Parmi les projets avancés figure notamment l’ouverture de la médiathèque Fadwa Touqan sur le plateau de Haye, attendue au printemps 2027, ainsi que l’installation du Ballet national dans l’ancienne faculté de pharmacie. L’objectif, selon lui, est d’« offrir enfin un écrin de qualité au sixième Ballet national de France que nous avons le plaisir d’avoir à Nancy ».
Sarah Farghaly : une culture « populaire » et plus accessible
Pour la candidate de La France insoumise, l’enjeu principal reste l’accès à la culture pour tous. Son programme pour Nancy Insoumise prévoit notamment un soutien renforcé aux structures associatives et aux lieux de diffusion locaux. « Ça passe par tout un tas de lieux, qu’il s’agisse des structures associatives comme les MJC, que nous soutiendrons bien sûr avec beaucoup de moyens et que nous souhaitons vraiment maintenir sur notre territoire ».
Elle souhaite également encourager les petits lieux culturels et commerces accueillant des concerts, qu’elle juge fragilisés aujourd’hui. Autre proposition : transformer le site Alstom pour accueillir des cultures alternatives et des artistes en résidence.

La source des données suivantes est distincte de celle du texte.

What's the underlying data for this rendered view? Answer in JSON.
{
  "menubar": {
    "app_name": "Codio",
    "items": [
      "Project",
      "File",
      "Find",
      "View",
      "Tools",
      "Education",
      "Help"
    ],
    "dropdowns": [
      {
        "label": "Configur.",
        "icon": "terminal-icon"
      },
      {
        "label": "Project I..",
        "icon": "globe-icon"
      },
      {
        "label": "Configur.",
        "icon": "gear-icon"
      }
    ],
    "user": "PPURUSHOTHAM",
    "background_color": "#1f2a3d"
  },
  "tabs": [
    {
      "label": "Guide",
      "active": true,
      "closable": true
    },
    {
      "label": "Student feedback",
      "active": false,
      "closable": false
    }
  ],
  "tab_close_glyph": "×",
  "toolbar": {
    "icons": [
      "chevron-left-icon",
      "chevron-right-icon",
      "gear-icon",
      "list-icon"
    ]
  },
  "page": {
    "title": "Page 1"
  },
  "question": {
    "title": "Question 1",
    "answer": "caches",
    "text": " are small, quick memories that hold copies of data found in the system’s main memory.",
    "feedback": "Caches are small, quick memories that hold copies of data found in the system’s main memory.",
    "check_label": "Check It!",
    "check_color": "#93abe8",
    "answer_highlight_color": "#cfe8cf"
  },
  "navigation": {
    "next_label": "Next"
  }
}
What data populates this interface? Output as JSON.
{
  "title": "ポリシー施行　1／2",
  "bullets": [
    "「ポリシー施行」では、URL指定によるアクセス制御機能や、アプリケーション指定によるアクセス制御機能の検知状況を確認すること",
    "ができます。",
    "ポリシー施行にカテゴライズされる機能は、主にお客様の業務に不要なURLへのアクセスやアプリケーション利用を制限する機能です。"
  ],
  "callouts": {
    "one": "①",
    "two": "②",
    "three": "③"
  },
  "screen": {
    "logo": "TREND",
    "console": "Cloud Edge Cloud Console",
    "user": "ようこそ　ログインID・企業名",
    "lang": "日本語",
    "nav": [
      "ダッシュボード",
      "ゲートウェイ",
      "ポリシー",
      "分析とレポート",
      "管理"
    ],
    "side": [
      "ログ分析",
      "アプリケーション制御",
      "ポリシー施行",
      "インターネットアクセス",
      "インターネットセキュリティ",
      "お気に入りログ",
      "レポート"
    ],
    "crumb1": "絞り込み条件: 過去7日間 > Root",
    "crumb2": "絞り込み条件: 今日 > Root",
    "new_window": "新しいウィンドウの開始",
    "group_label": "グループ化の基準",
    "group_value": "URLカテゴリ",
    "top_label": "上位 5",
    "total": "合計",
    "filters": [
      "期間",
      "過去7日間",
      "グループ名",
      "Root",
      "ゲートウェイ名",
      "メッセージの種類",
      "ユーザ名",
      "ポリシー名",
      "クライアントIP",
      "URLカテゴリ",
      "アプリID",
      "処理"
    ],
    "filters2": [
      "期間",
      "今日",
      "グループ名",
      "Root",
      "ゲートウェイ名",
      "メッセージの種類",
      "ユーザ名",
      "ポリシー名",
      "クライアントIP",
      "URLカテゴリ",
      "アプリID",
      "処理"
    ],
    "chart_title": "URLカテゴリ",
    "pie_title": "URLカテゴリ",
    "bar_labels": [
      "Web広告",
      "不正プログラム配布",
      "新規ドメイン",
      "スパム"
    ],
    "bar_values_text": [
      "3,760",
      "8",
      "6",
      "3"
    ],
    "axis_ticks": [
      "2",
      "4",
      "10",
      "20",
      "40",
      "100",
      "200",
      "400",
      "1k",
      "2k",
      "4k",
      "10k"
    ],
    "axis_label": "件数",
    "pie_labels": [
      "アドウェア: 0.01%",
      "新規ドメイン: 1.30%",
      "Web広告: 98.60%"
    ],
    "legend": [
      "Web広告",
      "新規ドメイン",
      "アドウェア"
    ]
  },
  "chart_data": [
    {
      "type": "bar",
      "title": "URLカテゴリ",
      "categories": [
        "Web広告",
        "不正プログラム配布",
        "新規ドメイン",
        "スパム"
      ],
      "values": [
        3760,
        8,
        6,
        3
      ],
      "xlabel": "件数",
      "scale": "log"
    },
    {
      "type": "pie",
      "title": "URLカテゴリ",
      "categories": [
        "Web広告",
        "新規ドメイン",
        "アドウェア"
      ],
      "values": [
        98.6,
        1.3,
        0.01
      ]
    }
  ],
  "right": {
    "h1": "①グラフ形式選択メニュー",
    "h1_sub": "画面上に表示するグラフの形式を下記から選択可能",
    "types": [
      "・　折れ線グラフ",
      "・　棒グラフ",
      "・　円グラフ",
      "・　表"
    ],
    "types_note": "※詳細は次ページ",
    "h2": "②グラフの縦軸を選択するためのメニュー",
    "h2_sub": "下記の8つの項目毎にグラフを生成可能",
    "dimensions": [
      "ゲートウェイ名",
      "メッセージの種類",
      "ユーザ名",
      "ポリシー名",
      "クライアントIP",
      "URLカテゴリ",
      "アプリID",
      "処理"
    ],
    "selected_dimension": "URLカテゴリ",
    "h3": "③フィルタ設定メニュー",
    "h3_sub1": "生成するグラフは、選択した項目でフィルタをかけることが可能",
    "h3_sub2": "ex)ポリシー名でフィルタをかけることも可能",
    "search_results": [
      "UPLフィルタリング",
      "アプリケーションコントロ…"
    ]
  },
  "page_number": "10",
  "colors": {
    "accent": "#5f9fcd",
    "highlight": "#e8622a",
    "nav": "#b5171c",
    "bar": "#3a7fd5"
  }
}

Enfin, Sarah Farghaly défend le développement de l’édition indépendante lors d’événements comme le Livre sur la Place et veut permettre l’organisation de festivals militants, « pour les luttes antiracistes, féministes et toutes les luttes d’émancipation ».
Soutenir la création et les scènes de proximité pour la liste menée par Laurent Watrin
Pour la liste Nous, Nancy 2026, représentée ici par Sylvain Mariette, 5ème colistier de Laurent Watrin, la culture constitue un enjeu majeur pour la ville. Le programme prévoit notamment de distinguer clairement plusieurs politiques culturelles : création artistique, diffusion et éducation aux pratiques artistiques. La liste propose aussi la création d’une fondation territoriale pour soutenir la création, avec des décisions de financement prises par des acteurs culturels plutôt que par les responsables politiques.
Enfin, elle souhaite renforcer l’éducation artistique dès l’école primaire et soutenir les scènes culturelles de proximité, notamment les MJC et les initiatives indépendantes.
Christiane Nimsgern : la culture comme question sociale
Candidate de Lutte ouvrière, Christiane Nimsgern adopte une approche plus politique du sujet. Selon elle, la culture reste aujourd’hui difficilement accessible pour une grande partie de la population. « La culture, c’est un grand sujet, mais vous savez, la culture, elle est quand même réservée à une minorité ».
Elle évoque notamment les conditions d’éducation et de travail qui limitent l’accès aux pratiques culturelles. « Quand on est un adulte, on passe la plus grande partie de sa vie au travail. On est fatigué, on manque d’argent ».
Pour la candidate, l’accès réel à la culture suppose un changement de système. « Pour que la culture ne soit pas un luxe, il faudra mettre les richesses et les formidables moyens techniques au service de tous ».